Terrafirm performs integration tests of Watchmaker. Development of Terrafirm also involves testing: _Terrafirm_ testing. Keep these development paths separate to avoid confusion.

### Terrafirm development, _Terrafirm_ testing

Local testing of a Terrafirm branch involves checking out the development branch on the local system. Environment variables do not indicate the correct Terrafirm reference to test because you have used Git to put the correct Terrafirm code in play on your local development system.

CodeBuild testing of a remote Terrafirm branch involves commenting `go codebuild go` on a _Terrafirm_ repository pull request. Through the Terrafirm webhook, the correct Git reference to Terrafirm is passed to CodeBuild and CodeBuild fetches that Terrafirm reference.

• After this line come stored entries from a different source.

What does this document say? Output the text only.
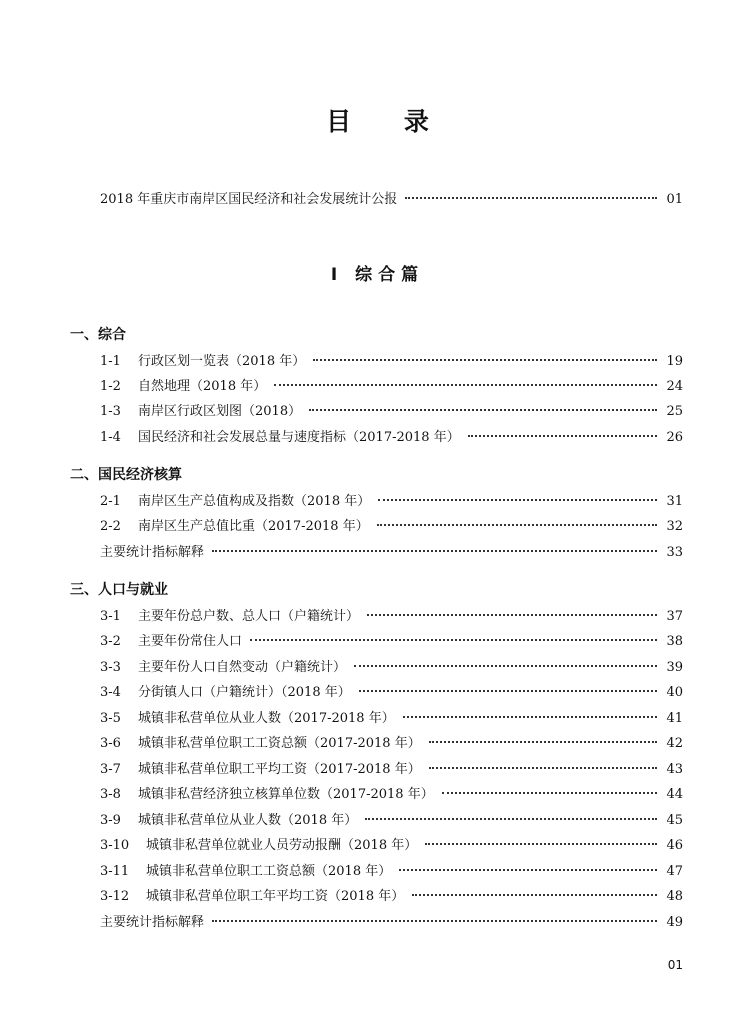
目 录
2018 年重庆市南岸区国民经济和社会发展统计公报	01
I 综合篇
一、综合
1-1	行政区划一览表（2018 年）	19
1-2	自然地理（2018 年）	24
1-3	南岸区行政区划图（2018）	25
1-4	国民经济和社会发展总量与速度指标（2017-2018 年）	26
二、国民经济核算
2-1	南岸区生产总值构成及指数（2018 年）	31
2-2	南岸区生产总值比重（2017-2018 年）	32
主要统计指标解释	33
三、人口与就业
3-1	主要年份总户数、总人口（户籍统计）	37
3-2	主要年份常住人口	38
3-3	主要年份人口自然变动（户籍统计）	39
3-4	分街镇人口（户籍统计）（2018 年）	40
3-5	城镇非私营单位从业人数（2017-2018 年）	41
3-6	城镇非私营单位职工工资总额（2017-2018 年）	42
3-7	城镇非私营单位职工平均工资（2017-2018 年）	43
3-8	城镇非私营经济独立核算单位数（2017-2018 年）	44
3-9	城镇非私营单位从业人数（2018 年）	45
3-10	城镇非私营单位就业人员劳动报酬（2018 年）	46
3-11	城镇非私营单位职工工资总额（2018 年）	47
3-12	城镇非私营单位职工年平均工资（2018 年）	48
主要统计指标解释	49
01
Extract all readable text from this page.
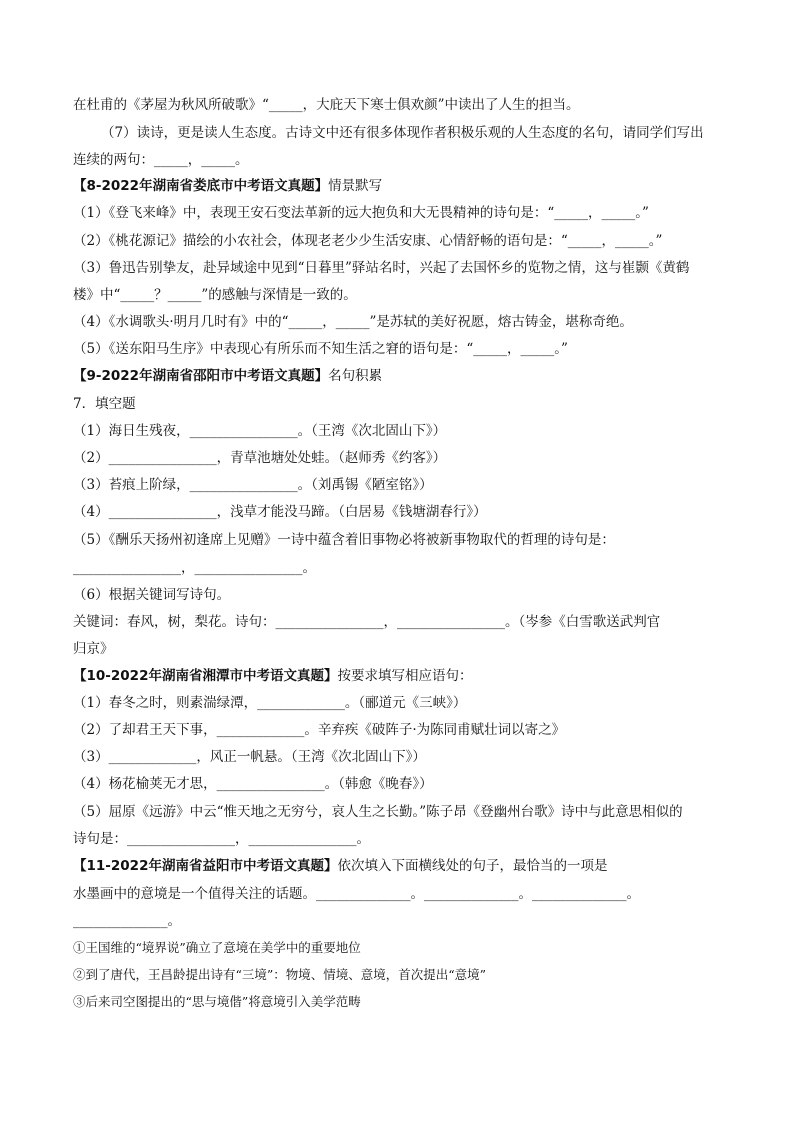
在杜甫的《茅屋为秋风所破歌》“_____，大庇天下寒士俱欢颜”中读出了人生的担当。
（7）读诗，更是读人生态度。古诗文中还有很多体现作者积极乐观的人生态度的名句，请同学们写出
连续的两句：_____，_____。
【8-2022年湖南省娄底市中考语文真题】情景默写
（1）《登飞来峰》中，表现王安石变法革新的远大抱负和大无畏精神的诗句是：“_____，_____。”
（2）《桃花源记》描绘的小农社会，体现老老少少生活安康、心情舒畅的语句是：“_____，_____。”
（3）鲁迅告别挚友，赴异域途中见到“日暮里”驿站名时，兴起了去国怀乡的览物之情，这与崔颢《黄鹤
楼》中“_____？_____”的感触与深情是一致的。
（4）《水调歌头·明月几时有》中的“_____，_____”是苏轼的美好祝愿，熔古铸金，堪称奇绝。
（5）《送东阳马生序》中表现心有所乐而不知生活之窘的语句是：“_____，_____。”
【9-2022年湖南省邵阳市中考语文真题】名句积累
7．填空题
（1）海日生残夜，________________。（王湾《次北固山下》）
（2）________________，青草池塘处处蛙。（赵师秀《约客》）
（3）苔痕上阶绿，________________。（刘禹锡《陋室铭》）
（4）________________，浅草才能没马蹄。（白居易《钱塘湖春行》）
（5）《酬乐天扬州初逢席上见赠》一诗中蕴含着旧事物必将被新事物取代的哲理的诗句是：
________________，________________。
（6）根据关键词写诗句。
关键词：春风，树，梨花。诗句：________________，________________。（岑参《白雪歌送武判官
归京》
【10-2022年湖南省湘潭市中考语文真题】按要求填写相应语句：
（1）春冬之时，则素湍绿潭，_____________。（郦道元《三峡》）
（2）了却君王天下事，_____________。辛弃疾《破阵子·为陈同甫赋壮词以寄之》
（3）_____________，风正一帆悬。（王湾《次北固山下》）
（4）杨花榆荚无才思，________________。（韩愈《晚春》）
（5）屈原《远游》中云“惟天地之无穷兮，哀人生之长勤。”陈子昂《登幽州台歌》诗中与此意思相似的
诗句是：________________，________________。
【11-2022年湖南省益阳市中考语文真题】依次填入下面横线处的句子，最恰当的一项是
水墨画中的意境是一个值得关注的话题。______________。______________。______________。
______________。
①王国维的“境界说”确立了意境在美学中的重要地位
②到了唐代，王昌龄提出诗有“三境”：物境、情境、意境，首次提出“意境”
③后来司空图提出的“思与境偕”将意境引入美学范畴
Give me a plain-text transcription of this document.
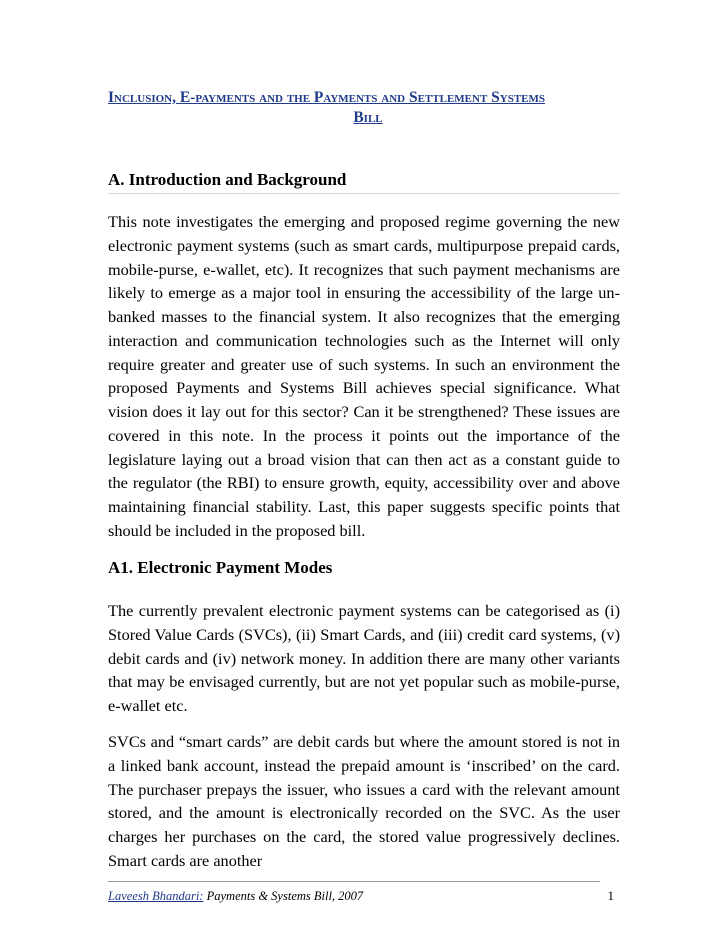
Inclusion, E-payments and the Payments and Settlement Systems
Bill
A. Introduction and Background

This note investigates the emerging and proposed regime governing the new electronic payment systems (such as smart cards, multipurpose prepaid cards, mobile-purse, e-wallet, etc). It recognizes that such payment mechanisms are likely to emerge as a major tool in ensuring the accessibility of the large un-banked masses to the financial system. It also recognizes that the emerging interaction and communication technologies such as the Internet will only require greater and greater use of such systems. In such an environment the proposed Payments and Systems Bill achieves special significance. What vision does it lay out for this sector? Can it be strengthened? These issues are covered in this note. In the process it points out the importance of the legislature laying out a broad vision that can then act as a constant guide to the regulator (the RBI) to ensure growth, equity, accessibility over and above maintaining financial stability. Last, this paper suggests specific points that should be included in the proposed bill.

A1. Electronic Payment Modes

The currently prevalent electronic payment systems can be categorised as (i) Stored Value Cards (SVCs), (ii) Smart Cards, and (iii) credit card systems, (v) debit cards and (iv) network money. In addition there are many other variants that may be envisaged currently, but are not yet popular such as mobile-purse, e-wallet etc.

SVCs and “smart cards” are debit cards but where the amount stored is not in a linked bank account, instead the prepaid amount is ‘inscribed’ on the card. The purchaser prepays the issuer, who issues a card with the relevant amount stored, and the amount is electronically recorded on the SVC. As the user charges her purchases on the card, the stored value progressively declines. Smart cards are another

Laveesh Bhandari: Payments & Systems Bill, 2007	1
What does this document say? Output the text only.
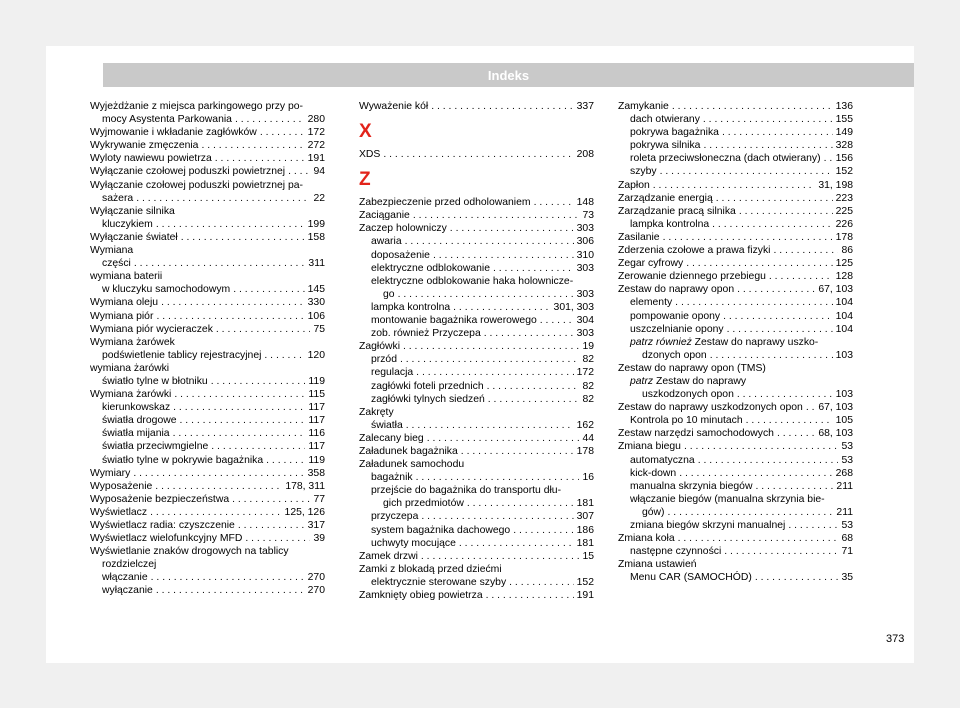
Indeks
Wyjeżdżanie z miejsca parkingowego przy po-
mocy Asystenta Parkowania . . .	280
Wyjmowanie i wkładanie zagłówków . . .	172
Wykrywanie zmęczenia . . .	272
Wyloty nawiewu powietrza . . .	191
Wyłączanie czołowej poduszki powietrznej . . .	94
Wyłączanie czołowej poduszki powietrznej pa-
sażera . . .	22
Wyłączanie silnika
kluczykiem . . .	199
Wyłączanie świateł . . .	158
Wymiana
części . . .	311
wymiana baterii
w kluczyku samochodowym . . .	145
Wymiana oleju . . .	330
Wymiana piór . . .	106
Wymiana piór wycieraczek . . .	75
Wymiana żarówek
podświetlenie tablicy rejestracyjnej . . .	120
wymiana żarówki
światło tylne w błotniku . . .	119
Wymiana żarówki . . .	115
kierunkowskaz . . .	117
światła drogowe . . .	117
światła mijania . . .	116
światła przeciwmgielne . . .	117
światło tylne w pokrywie bagażnika . . .	119
Wymiary . . .	358
Wyposażenie . . .	178, 311
Wyposażenie bezpieczeństwa . . .	77
Wyświetlacz . . .	125, 126
Wyświetlacz radia: czyszczenie . . .	317
Wyświetlacz wielofunkcyjny MFD . . .	39
Wyświetlanie znaków drogowych na tablicy
rozdzielczej
włączanie . . .	270
wyłączanie . . .	270
Wyważenie kół . . .	337
X
XDS . . .	208
Z
Zabezpieczenie przed odholowaniem . . .	148
Zaciąganie . . .	73
Zaczep holowniczy . . .	303
awaria . . .	306
doposażenie . . .	310
elektryczne odblokowanie . . .	303
elektryczne odblokowanie haka holownicze-
go . . .	303
lampka kontrolna . . .	301, 303
montowanie bagażnika rowerowego . . .	304
zob. również Przyczepa . . .	303
Zagłówki . . .	19
przód . . .	82
regulacja . . .	172
zagłówki foteli przednich . . .	82
zagłówki tylnych siedzeń . . .	82
Zakręty
światła . . .	162
Zalecany bieg . . .	44
Załadunek bagażnika . . .	178
Załadunek samochodu
bagażnik . . .	16
przejście do bagażnika do transportu dłu-
gich przedmiotów . . .	181
przyczepa . . .	307
system bagażnika dachowego . . .	186
uchwyty mocujące . . .	181
Zamek drzwi . . .	15
Zamki z blokadą przed dziećmi
elektrycznie sterowane szyby . . .	152
Zamknięty obieg powietrza . . .	191
Zamykanie . . .	136
dach otwierany . . .	155
pokrywa bagażnika . . .	149
pokrywa silnika . . .	328
roleta przeciwsłoneczna (dach otwierany) . . . 156
szyby . . .	152
Zapłon . . .	31, 198
Zarządzanie energią . . .	223
Zarządzanie pracą silnika . . .	225
lampka kontrolna . . .	226
Zasilanie . . .	178
Zderzenia czołowe a prawa fizyki . . .	86
Zegar cyfrowy . . .	125
Zerowanie dziennego przebiegu . . .	128
Zestaw do naprawy opon . . .	67, 103
elementy . . .	104
pompowanie opony . . .	104
uszczelnianie opony . . .	104
patrz również Zestaw do naprawy uszko-
dzonych opon . . .	103
Zestaw do naprawy opon (TMS)
patrz Zestaw do naprawy
uszkodzonych opon . . .	103
Zestaw do naprawy uszkodzonych opon . . . 67, 103
Kontrola po 10 minutach . . .	105
Zestaw narzędzi samochodowych . . .	68, 103
Zmiana biegu . . .	53
automatyczna . . .	53
kick-down . . .	268
manualna skrzynia biegów . . .	211
włączanie biegów (manualna skrzynia bie-
gów) . . .	211
zmiana biegów skrzyni manualnej . . .	53
Zmiana koła . . .	68
następne czynności . . .	71
Zmiana ustawień
Menu CAR (SAMOCHÓD) . . .	35
373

You can verify which Terrafirm reference was used by checking the `Build details` of an individual build in Codebuild. This will list, for example, `Source provider: GitHub, Repository: plus3it/terrafirm, Source version: pr/55`.

Additionally, remember that the Terrafirm reference (e.g., pull request) to test is used either on your local system or the CodeBuild test instance but not on each EC2 instance built though Terraform.

### Watchmaker development, _Watchmaker_ testing

On the other hand, integration testing of Watchmaker begins by commenting `go codebuild go` on a _Watchmaker_ repository pull request. The Watchmaker-Terrafirm webhook will set an environment variable to pass the correct Watchmaker reference (e.g., pull request #330) to Terrafirm. On each server that Terrafirm builds, the Watchmaker reference will be used when retrieving Watchmaker with Git.

In contrast to Terrafirm development, the Watchmaker reference (e.g., pull request) to test is used on each EC2 instance built through Terraform but is not used either on your local system or the CodeBuild test instance.